17. The medical image processing apparatus according to claim 1, wherein the processing circuitry is configured to output control information for controlling an IVR support robot to a manipulation device of an IVR support robot that controls the procedure using the medical device from a remote location, or performs the fully automated or semi-automated procedure using the medical device.

18. The medical image processing apparatus according to claim 17, wherein the control information includes at least one of torque amount of the catheter and extension amount of the catheter.

19. An X-ray diagnostic apparatus comprising the medical image processing apparatus according to claim 1.
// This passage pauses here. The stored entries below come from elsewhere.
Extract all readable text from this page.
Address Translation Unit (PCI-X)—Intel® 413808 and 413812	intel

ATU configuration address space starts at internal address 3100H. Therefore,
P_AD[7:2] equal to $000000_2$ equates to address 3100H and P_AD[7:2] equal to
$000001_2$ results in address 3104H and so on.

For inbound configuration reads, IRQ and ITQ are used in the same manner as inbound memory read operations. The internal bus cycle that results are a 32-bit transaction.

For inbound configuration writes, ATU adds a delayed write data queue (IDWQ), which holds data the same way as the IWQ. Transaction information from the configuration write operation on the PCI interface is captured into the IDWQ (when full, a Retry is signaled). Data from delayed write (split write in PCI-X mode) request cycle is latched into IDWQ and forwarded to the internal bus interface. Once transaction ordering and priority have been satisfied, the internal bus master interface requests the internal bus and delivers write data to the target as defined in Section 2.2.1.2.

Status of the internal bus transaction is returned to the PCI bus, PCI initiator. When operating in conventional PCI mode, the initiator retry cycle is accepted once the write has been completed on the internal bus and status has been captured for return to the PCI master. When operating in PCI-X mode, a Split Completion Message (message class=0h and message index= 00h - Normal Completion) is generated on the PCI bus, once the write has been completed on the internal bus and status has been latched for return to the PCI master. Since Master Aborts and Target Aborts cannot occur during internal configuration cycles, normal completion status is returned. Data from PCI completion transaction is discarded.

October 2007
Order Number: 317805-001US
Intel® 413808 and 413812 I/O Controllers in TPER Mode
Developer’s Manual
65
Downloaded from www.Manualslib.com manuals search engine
20. A non-transitory computer-readable storage medium storing a program enabling a computer to execute processing comprising:

extracting three-dimensional (3D) blood vessel data of an object from three-dimensional (3D) image data of the object;

causing a terminal device to display a three-dimensional (3D) blood vessel image of the object generated from the 3D blood vessel data;

acquiring a rough route of the medical device moving in a blood vessel, the rough route being designated on the 3D blood vessel image displayed on the terminal device;

detecting a tip position of the medical device in real time from a fluoroscopic image of the object inputted during an operation; and

calculating at least one of a recommended route and a recommended direction of the medical device from the 3D blood vessel data, the rough route of the medical device, and the tip position of the medical device.